At night, there is a light show that is very popular but I actually opted to go right after the light show ended. I am SO glad I did this, because I literally ran into the hordes of people leaving the light show on my way there and by the time I arrived, the clearing between the trees was practically empty. I was able to sit there for a while in relative peace and quiet and just enjoy the lights on the trees. I was a bit nervous that the lights would shut off before I arrived, but they stayed on until about 10 pm. 

Kampong Glam

This area is known as the muslim quarter as one of the main attractions is a large (and beautiful) mosque. Haji Lane in this area is a famous street for cute shops and cafes and souvenirs.

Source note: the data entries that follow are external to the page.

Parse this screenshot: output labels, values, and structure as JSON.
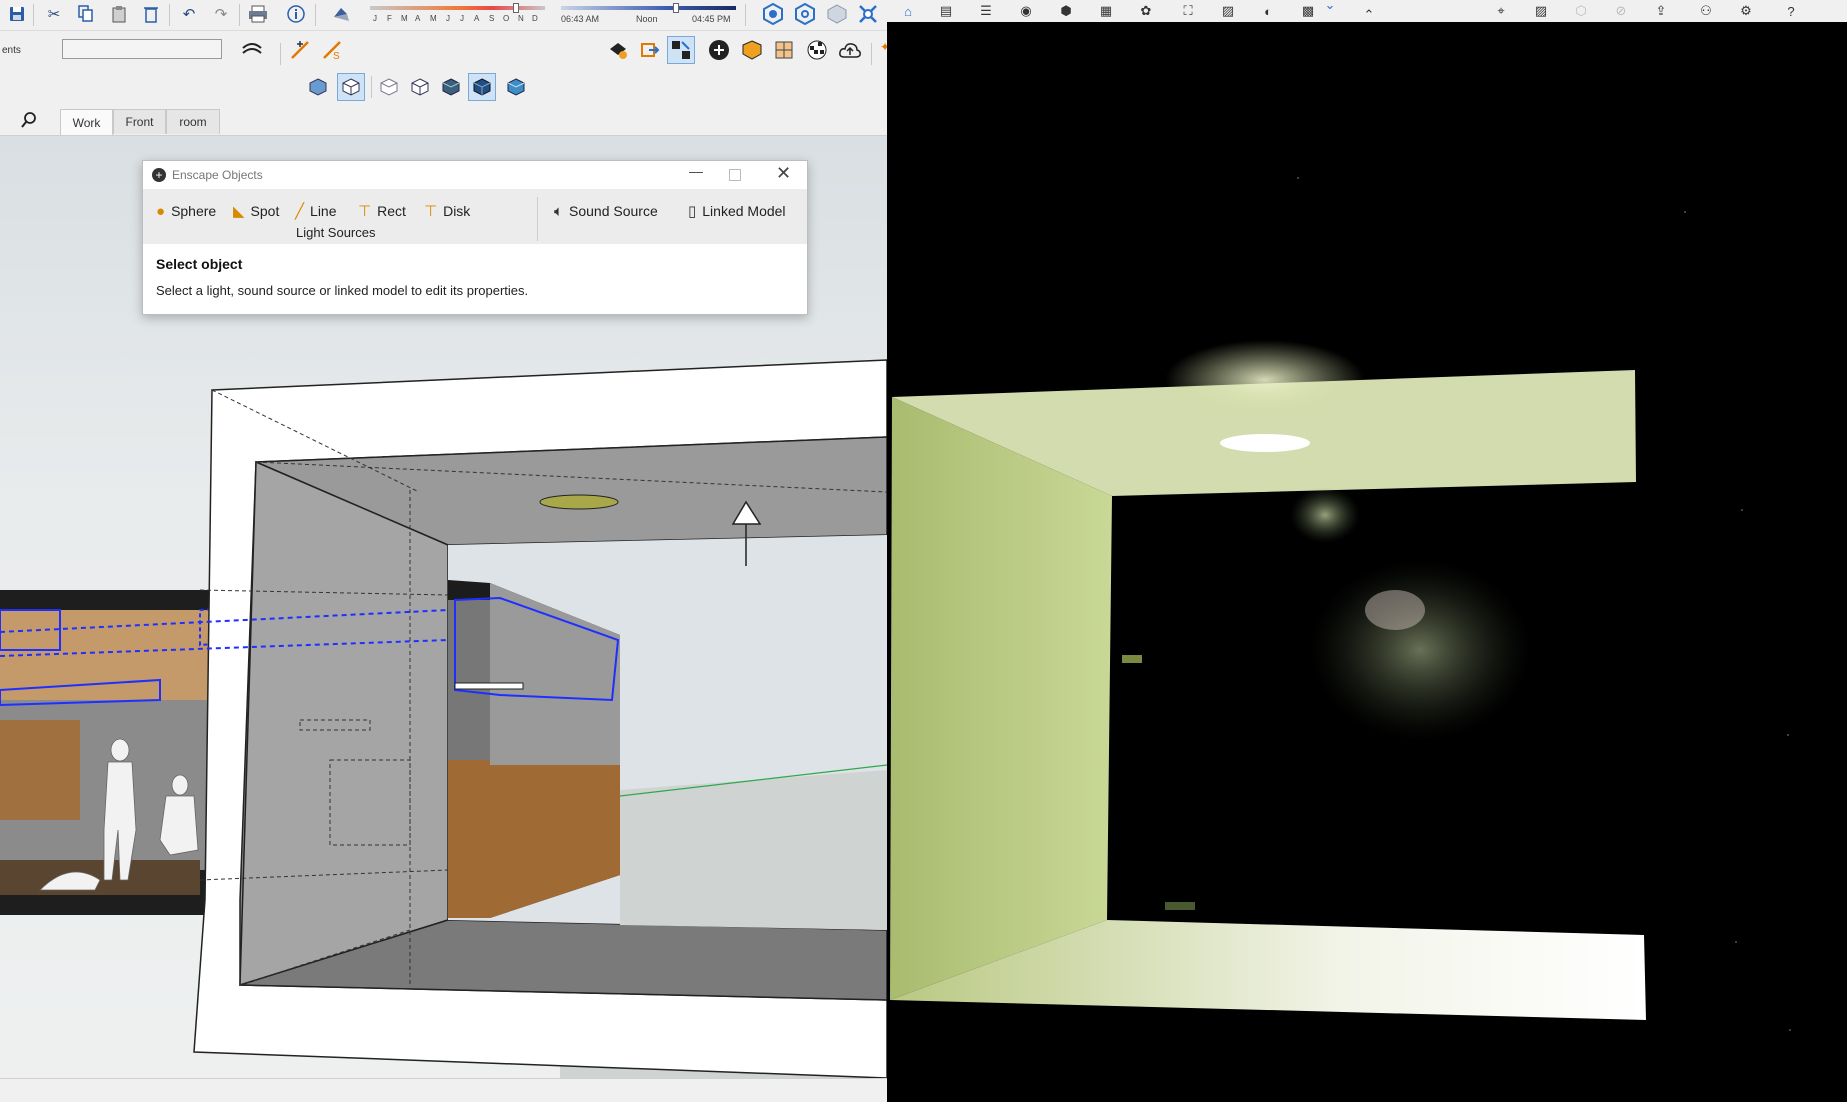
{
  "sketchup": {
    "toolbar_top": {
      "shadow_months": [
        "J",
        "F",
        "M",
        "A",
        "M",
        "J",
        "J",
        "A",
        "S",
        "O",
        "N",
        "D"
      ],
      "time_start": "06:43 AM",
      "time_noon": "Noon",
      "time_end": "04:45 PM"
    },
    "layer_field": {
      "label": "ents",
      "value": ""
    },
    "scene_tabs": [
      {
        "label": "Work"
      },
      {
        "label": "Front"
      },
      {
        "label": "room"
      }
    ]
  },
  "enscape_dialog": {
    "title": "Enscape Objects",
    "buttons": {
      "sphere": "Sphere",
      "spot": "Spot",
      "line": "Line",
      "rect": "Rect",
      "disk": "Disk",
      "sound_source": "Sound Source",
      "linked_model": "Linked Model"
    },
    "group_label": "Light Sources",
    "heading": "Select object",
    "description": "Select a light, sound source or linked model to edit its properties."
  },
  "colors": {
    "accent_blue": "#2a6fc9",
    "selection_blue": "#1f2fff",
    "green_axis": "#2fa84a",
    "room_light": "#c9d8a0",
    "light_disk": "#a8a84a"
  }
}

I enjoyed walking around here for a little bit, but I actually found it to be the most crowded and in your face touristy. Each of the cafes had someone out front trying to get customers to come inside. 

I had lunch at a place called the Coconut Club, which I totally would recommend! It is kind of on the outskirts of this region so it was quiet and delicious. 

This is a nice area to wander for a bit, but if you are short on time this is one place you could cut!

Hawker Centres

My one regret from my trip to Singapore is that I didn’t set foot in any of the Hawker Centres. These are like large indoor food halls with cheap, local foods. I just didn’t have the time and didn’t prioritize it but I would recommend looking up a few of the popular spots when planning a trip to Singapore! 

Relaxation

For me, this was the first destination on a six week long trip and I wanted to prioritize some rest so I made sure to give myself an afternoon of pool time. It’s important to not overdo it and build in some down time so you can be sure to enjoy the things you really want to do.

Also Singapore is HOT, and I really did need some time out of the sun. When your pool has a view of the Singapore skyline, it’s easier to take a breather and order a classic Singapore Sling and just soak up the fact that you’re in Singapore! 

Singapore is totally doable in just a few days, and for those on a budget I wouldn’t recommend staying any longer! It’s a great place to plan a long ‘layover’ on your way to another country in Southeast Asia, especially from the U.S.